Officer Robert Rialmo seeks $50,000 for physical and emotional trauma, and $10 million in punitive damages, according to his attorney Joel Brodsky

quintonio bettie
Photo Courtesy of Family

The Chicago Police officer who shot and killed 19-year-old Quintonio Legrier in December 2015 filed a lawsuit Friday against LeGrier’s family's estate.

Officer Robert Rialmo says LeGrier assaulted him before any shots were fired, and claims that the accidental shooting death of 55-year-old neighbor Bettie Jones is LeGrier’s fault, not his.

According to his attorney Joel Brodsky, Rialmo is seeking $50,000 for physical and emotional trauma, and $10 million in punitive damages.

Rialmo’s lawsuit is a counter-claim attached to the wrongful death suit originally filed against the city by LeGrier's father, Antonio LeGrier, Brodsky says.

Brodsky says the claim by LeGrier’s attorney that Quintonio was 20-30 feet from Rialmo is false, but rather that Rialmo showed restraint, while Quintonio was much closer with a bat. Brodsky also says that this lawsuit would likely not have been filed if the family didn’t file a lawsuit first.

Quintonio LeGrier was a 19-year-old Northern Illinois University student studying engineering.

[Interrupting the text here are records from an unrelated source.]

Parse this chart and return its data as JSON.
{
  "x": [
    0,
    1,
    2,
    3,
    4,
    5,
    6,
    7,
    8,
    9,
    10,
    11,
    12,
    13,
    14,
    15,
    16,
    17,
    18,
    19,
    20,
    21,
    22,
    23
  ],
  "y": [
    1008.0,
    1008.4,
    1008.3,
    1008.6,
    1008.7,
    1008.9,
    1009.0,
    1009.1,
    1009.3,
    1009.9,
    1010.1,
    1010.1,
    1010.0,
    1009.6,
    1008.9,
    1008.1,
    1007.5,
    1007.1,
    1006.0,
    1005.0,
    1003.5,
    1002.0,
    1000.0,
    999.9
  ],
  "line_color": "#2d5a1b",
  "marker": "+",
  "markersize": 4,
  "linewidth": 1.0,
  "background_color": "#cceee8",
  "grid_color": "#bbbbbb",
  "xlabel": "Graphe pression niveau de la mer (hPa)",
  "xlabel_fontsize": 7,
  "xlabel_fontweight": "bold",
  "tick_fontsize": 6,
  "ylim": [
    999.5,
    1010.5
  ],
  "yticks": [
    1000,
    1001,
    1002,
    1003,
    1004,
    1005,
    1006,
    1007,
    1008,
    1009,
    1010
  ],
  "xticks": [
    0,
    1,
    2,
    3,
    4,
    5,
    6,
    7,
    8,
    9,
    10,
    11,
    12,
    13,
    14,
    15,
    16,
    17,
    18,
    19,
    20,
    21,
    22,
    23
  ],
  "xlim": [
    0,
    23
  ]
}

He was shot and killed around 4:25 a.m. on Dec. 26 in the 4700 block of West Erie in the West Garfield Park neighborhood, as police responded to a domestic disturbance report involving LeGrier and his father.

Jones was a mother of five who lived in the same building and was “accidentally struck and tragically killed,” according to a statement from the Chicago Police Department issued after her death.

Both deaths were ruled homicides, and the Independent Police Review Authority continues to investigate. On Dec. 28, Mayor Emanuel announced a new policy following the incident that officers involved in shootings will now be immediately removed from field duties.

Although police called Quintonio LeGrier a "combative subject," LeGrier’s lawsuit argues that Quintonio was unarmed and "never posed a danger of threat or harm." The suit also called the shooting "excessive and unreasonable.”

Brodsky says his client is suffering tremendously, and doesn’t want people to rush to judgment on what happened.